Hierarchical Assembly of MnO2 Nanosheet on CuCo2O4 Nanoflake over Fabric Scaffold for Symmetric Supercapacitor

• Published in: ACS applied nano materials Vol. 4; no. 2; pp. 1420 - 1433
• Main Authors: Chanda, Kausik, Maiti, Soumen, Sarkar, Samrat, Bairi, Partha, Thakur, Subhasish, Sardar, Kausik, Besra, Nripen, Das, Nirmalya Sankar, Chattopadhyay, Kalyan Kumar
• Format: Journal Article
• Language: English
• Published: American Chemical Society 26.02.2021
• Subjects: galvanostatic charge−discharge; spinel cobaltite; cyclic voltammetry; heterostructure; redox reaction
• ISSN: 2574-0970; 2574-0970
• DOI: 10.1021/acsanm.0c02958

The soaring fidelity of spinel cobaltite system in electrochemistry presents its candidature as an electrode material for high-performance energy storage system and next generation portable devices.
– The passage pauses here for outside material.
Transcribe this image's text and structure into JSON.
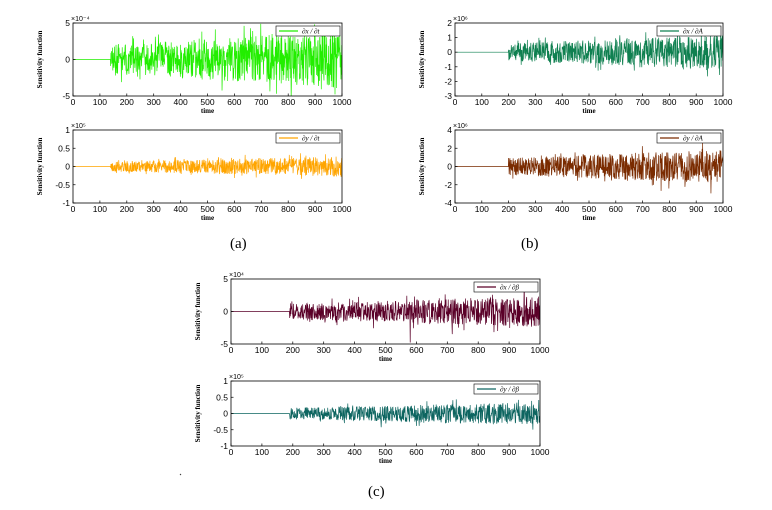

In this work, geometrically intricate heterostructure comprising CuCo2O4 and MnO2 is realized on flexible carbon fabric to utilize as an electrode material. Facile hydrothermal technique was adopted to synthesize mesoporous spinel copper cobaltite on fabric substrate which further acts as scaffold for the growth of MnO2 hierarchy. Distinctive hierarchical designing of the hybrid capitalizes the combined effects from large specific capacitance of the shape-controlled nanoforms and good electrical conductivity of the carbon fabric platform. Optimized hybrid sample with maximum porosity in it and high surface area offered specific capacitance of 1458 F/g at 0.5 A/g with stable rate capability. Cycle stability analysis of the electrode suggests 93% retention of its initial capacitance value even after 5000 long cycles. Electrochemical performance delivered by the synthesized hybrid is far better compared to pristine samples. Observed differences in electrochemical behavior among the synthesized nanoforms were elucidated on the basis of geometry–porosity–property relationship. Flexible symmetric solid-state supercapacitor was devised with the optimized hybrid which attains a high gravimetric capacitance of 181.3 F/g. Additionally, the device offers a high energy density of 64.1 Wh/kg at a power density of 1.5 kW/kg corresponding to a current density of 2.8 A/g and displayed high cycle stability. Such electrochemical results reveal the impact of amalgamation of low dimensional nanoform in a geometrically intricate hybrid and nanostructure morphology controlling device performance maximization and thereby providing a pathway for rational development of noble electrode materials.